After drug use caused Sharmila Clee’s parents to lose custody of her and her siblings in 1998, Clee said she was squarely against anything related to drugs or alcohol, including cannabis.
“An anti-drug and alcohol mantra became my identity for years,” she said.
Once her parents and extended biological family’s rights were terminated, Clee and her siblings were put up for adoption. She and her sister were separated from their special needs brother, who needed extended care.
“It was difficult finding a home willing to take in three children with a history of trauma,” Clee shared. “My experience started my passion to become the best social worker in the world, and help other children like us.”
Her brother was eventually returned to her biological parents; Clee started experiencing panic attacks soon after.
“I was barely managing, receiving calls in the middle of the night from my brother, with reports of our dad drunk and violent,” she recalled. “I was three hours away at college and felt powerless, but it propelled me to move forward with vengeance and purposes, after witnessing so much social injustice—in the world, then through the eyes of my brother.”
Clee learned to push down her feelings of panic and anxiety by numbing herself with a Valium habit that began in the Fall of 2001 while at graduate school. She was diagnosed with latent Post Traumatic Stress Disorder (PTSD). She remembers it disrupting her studies with random visions of her turbulent childhood, yet, she says, she managed to pull A’s in all subjects.
Her goal of climbing the corporate ladder was achieved. But she found that her new bureaucratic life was not all she had hoped for. She dreaded the monotony of wearing suits, the grueling commute, and her life in a cubicle.
“It was sucking my soul away,” she said.
“I ran out of Valium during Fourth of July weekend in 2014, when a British, barefoot, hippie friend passed me something called a ‘vape extreme,’” she said, laughing. “That weekend was the longest time I went without my medication, and eventually my body began to shake with withdrawal symptoms, so my friend convinced me to take a hit of his vape pen, and the shakes stopped.”
Clee began researching cannabis as medicine, which eventually led her to Greener Pastures Recovery in Maine—and its Plant-Assisted Therapy Program for addiction recovery.
“My personal treatment program has been a slow tapering off of the Valium and Zoloft, by smoking flower, hash oil, ingesting turmeric, relora, moringa, calcium, multi-vitamins, and full spectrum cannabis oil, or FECO,” she explained. “The FECO has probably been the most effective treatment, as it completely changes the overall feeling in my body, with a comforting internal blanket of well-being.”
Clee told us that not only is the throbbing bodily pain of withdrawal symptoms quelled with the strong concentrate, but the electric shock-type headaches are replaced with a feeling of comfort. She said the plant was a Godsend.
“Even with all the steps taken to subside any dangerous symptoms, my body still overheated in front of the fire one evening in my first Benzo-related seizure.

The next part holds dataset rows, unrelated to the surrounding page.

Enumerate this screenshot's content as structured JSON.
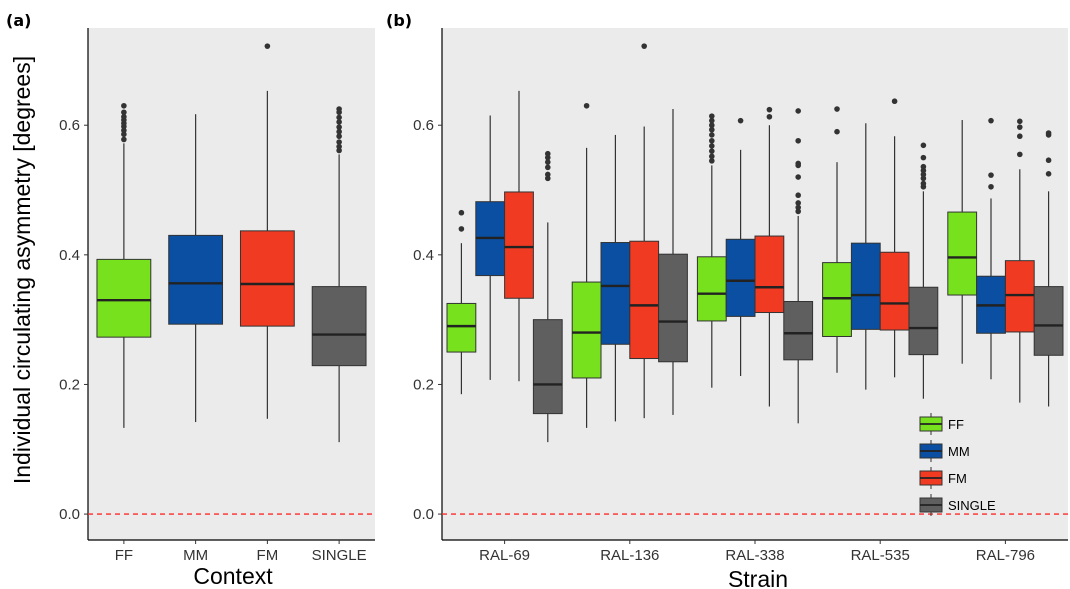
{
  "figure": {
    "y_title": "Individual circulating asymmetry [degrees]"
  },
  "colors": {
    "FF": "#77e11d",
    "MM": "#0a4fa1",
    "FM": "#f03a22",
    "SINGLE": "#5f5f5f",
    "panel_bg": "#ebebeb",
    "ref_line": "#ff2a2a",
    "median_line": "#222222",
    "outlier": "#333333"
  },
  "legend": {
    "entries": [
      "FF",
      "MM",
      "FM",
      "SINGLE"
    ]
  },
  "chart_data": [
    {
      "type": "box",
      "panel_label": "(a)",
      "xlabel": "Context",
      "ylabel": "Individual circulating asymmetry [degrees]",
      "categories": [
        "FF",
        "MM",
        "FM",
        "SINGLE"
      ],
      "ylim": [
        -0.04,
        0.75
      ],
      "yticks": [
        0.0,
        0.2,
        0.4,
        0.6
      ],
      "ytick_labels": [
        "0.0",
        "0.2",
        "0.4",
        "0.6"
      ],
      "reference_line": 0.0,
      "grid": false,
      "boxes": [
        {
          "group": "FF",
          "min": 0.133,
          "q1": 0.273,
          "median": 0.33,
          "q3": 0.393,
          "max": 0.572,
          "outliers": [
            0.578,
            0.586,
            0.592,
            0.598,
            0.603,
            0.608,
            0.613,
            0.62,
            0.63
          ]
        },
        {
          "group": "MM",
          "min": 0.142,
          "q1": 0.293,
          "median": 0.356,
          "q3": 0.43,
          "max": 0.617,
          "outliers": []
        },
        {
          "group": "FM",
          "min": 0.147,
          "q1": 0.29,
          "median": 0.355,
          "q3": 0.437,
          "max": 0.653,
          "outliers": [
            0.722
          ]
        },
        {
          "group": "SINGLE",
          "min": 0.111,
          "q1": 0.229,
          "median": 0.277,
          "q3": 0.351,
          "max": 0.555,
          "outliers": [
            0.561,
            0.567,
            0.574,
            0.583,
            0.59,
            0.597,
            0.605,
            0.612,
            0.62,
            0.625
          ]
        }
      ]
    },
    {
      "type": "box",
      "panel_label": "(b)",
      "xlabel": "Strain",
      "ylabel": "",
      "categories": [
        "RAL-69",
        "RAL-136",
        "RAL-338",
        "RAL-535",
        "RAL-796"
      ],
      "groups": [
        "FF",
        "MM",
        "FM",
        "SINGLE"
      ],
      "ylim": [
        -0.04,
        0.75
      ],
      "yticks": [
        0.0,
        0.2,
        0.4,
        0.6
      ],
      "ytick_labels": [
        "0.0",
        "0.2",
        "0.4",
        "0.6"
      ],
      "reference_line": 0.0,
      "grid": false,
      "legend_position": "bottom-right",
      "series": [
        {
          "name": "FF",
          "boxes": [
            {
              "min": 0.185,
              "q1": 0.25,
              "median": 0.29,
              "q3": 0.325,
              "max": 0.418,
              "outliers": [
                0.44,
                0.465
              ]
            },
            {
              "min": 0.133,
              "q1": 0.21,
              "median": 0.28,
              "q3": 0.358,
              "max": 0.565,
              "outliers": [
                0.63
              ]
            },
            {
              "min": 0.195,
              "q1": 0.298,
              "median": 0.34,
              "q3": 0.397,
              "max": 0.538,
              "outliers": [
                0.545,
                0.552,
                0.56,
                0.568,
                0.576,
                0.585,
                0.593,
                0.6,
                0.607,
                0.614
              ]
            },
            {
              "min": 0.218,
              "q1": 0.274,
              "median": 0.333,
              "q3": 0.388,
              "max": 0.543,
              "outliers": [
                0.59,
                0.625
              ]
            },
            {
              "min": 0.232,
              "q1": 0.338,
              "median": 0.396,
              "q3": 0.466,
              "max": 0.608,
              "outliers": []
            }
          ]
        },
        {
          "name": "MM",
          "boxes": [
            {
              "min": 0.207,
              "q1": 0.368,
              "median": 0.426,
              "q3": 0.482,
              "max": 0.615,
              "outliers": []
            },
            {
              "min": 0.143,
              "q1": 0.262,
              "median": 0.352,
              "q3": 0.419,
              "max": 0.585,
              "outliers": []
            },
            {
              "min": 0.213,
              "q1": 0.305,
              "median": 0.36,
              "q3": 0.424,
              "max": 0.562,
              "outliers": [
                0.607
              ]
            },
            {
              "min": 0.192,
              "q1": 0.285,
              "median": 0.338,
              "q3": 0.418,
              "max": 0.603,
              "outliers": []
            },
            {
              "min": 0.208,
              "q1": 0.279,
              "median": 0.322,
              "q3": 0.367,
              "max": 0.487,
              "outliers": [
                0.505,
                0.523,
                0.607
              ]
            }
          ]
        },
        {
          "name": "FM",
          "boxes": [
            {
              "min": 0.205,
              "q1": 0.333,
              "median": 0.412,
              "q3": 0.497,
              "max": 0.653,
              "outliers": []
            },
            {
              "min": 0.148,
              "q1": 0.24,
              "median": 0.322,
              "q3": 0.421,
              "max": 0.598,
              "outliers": [
                0.722
              ]
            },
            {
              "min": 0.166,
              "q1": 0.311,
              "median": 0.35,
              "q3": 0.429,
              "max": 0.6,
              "outliers": [
                0.613,
                0.624
              ]
            },
            {
              "min": 0.211,
              "q1": 0.284,
              "median": 0.325,
              "q3": 0.404,
              "max": 0.583,
              "outliers": [
                0.637
              ]
            },
            {
              "min": 0.172,
              "q1": 0.281,
              "median": 0.338,
              "q3": 0.391,
              "max": 0.532,
              "outliers": [
                0.555,
                0.583,
                0.597,
                0.606
              ]
            }
          ]
        },
        {
          "name": "SINGLE",
          "boxes": [
            {
              "min": 0.111,
              "q1": 0.155,
              "median": 0.2,
              "q3": 0.3,
              "max": 0.45,
              "outliers": [
                0.518,
                0.524,
                0.535,
                0.543,
                0.55,
                0.556
              ]
            },
            {
              "min": 0.153,
              "q1": 0.235,
              "median": 0.297,
              "q3": 0.401,
              "max": 0.625,
              "outliers": []
            },
            {
              "min": 0.14,
              "q1": 0.238,
              "median": 0.279,
              "q3": 0.328,
              "max": 0.46,
              "outliers": [
                0.467,
                0.473,
                0.48,
                0.492,
                0.52,
                0.538,
                0.541,
                0.576,
                0.622
              ]
            },
            {
              "min": 0.178,
              "q1": 0.246,
              "median": 0.287,
              "q3": 0.35,
              "max": 0.498,
              "outliers": [
                0.505,
                0.51,
                0.518,
                0.524,
                0.53,
                0.536,
                0.55,
                0.569
              ]
            },
            {
              "min": 0.166,
              "q1": 0.245,
              "median": 0.291,
              "q3": 0.351,
              "max": 0.498,
              "outliers": [
                0.525,
                0.546,
                0.585,
                0.588
              ]
            }
          ]
        }
      ]
    }
  ]
}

Nothing makes the detox symptoms entirely go away, but Greener Pastures, its PAT program, and the space they provide, allows you to take the time to understand how your life has unfolded into addiction, helping you to reevaluate your life, better understand your psyche, history, and allows you to look at the here and now, and be present.”

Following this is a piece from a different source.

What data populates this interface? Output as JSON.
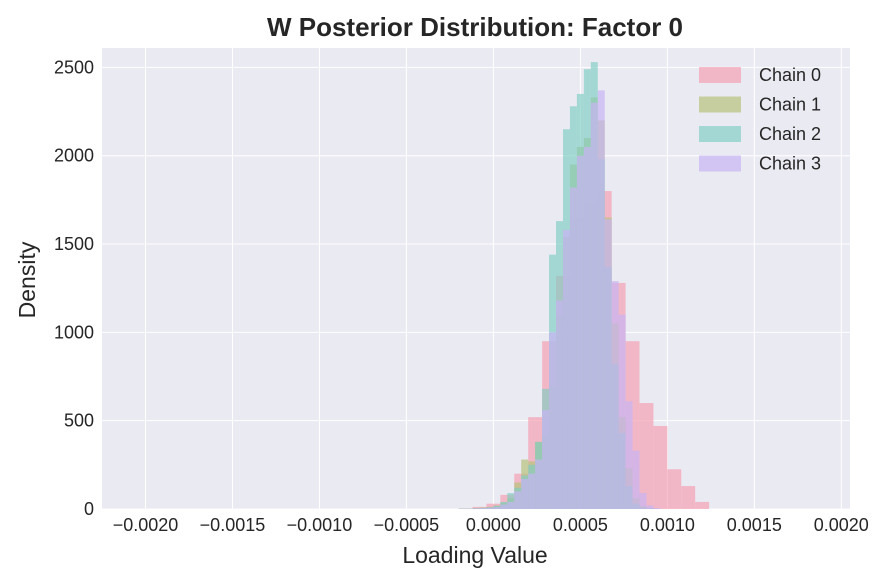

Clee believes the culture of today’s society is a breeding ground for emotional detachment, leading to an unhappy life and subsequent addictions, either to drugs or an unhealthy lifestyle.
“Even when we appear to be successful and fulfilled, when we detach from a past filled with turmoil, we have a skewed perception of what happiness looks like,” she said. “Then next thing you know, you are making six figures, cheating on your spouse with a co-worker who is as emotionally unavailable as you are—but, hey, you have 50 thousand Instagram followers, so what’s the problem?”
Clee said she’s still a work in progress. She was disheartened to discover that kids in America’s foster care system are prescribed anti-anxiety medications at an alarming rate. Researchers even admit that a therapeutic dose often leads to dependency or addiction issues later in life.
“When you hand a bottle of Xanax to a teenager, it’s a potential death risk,” she said. “I’m not saying just give every kid cannabis, but pharmaceuticals are not the answer. We do know that every human body has an endocannabinoid system that accepts the healing properties of cannabis and other beneficial plants into all the systems in our bodies for health and mental well-being.”
“It’s time to start making moves in that direction.”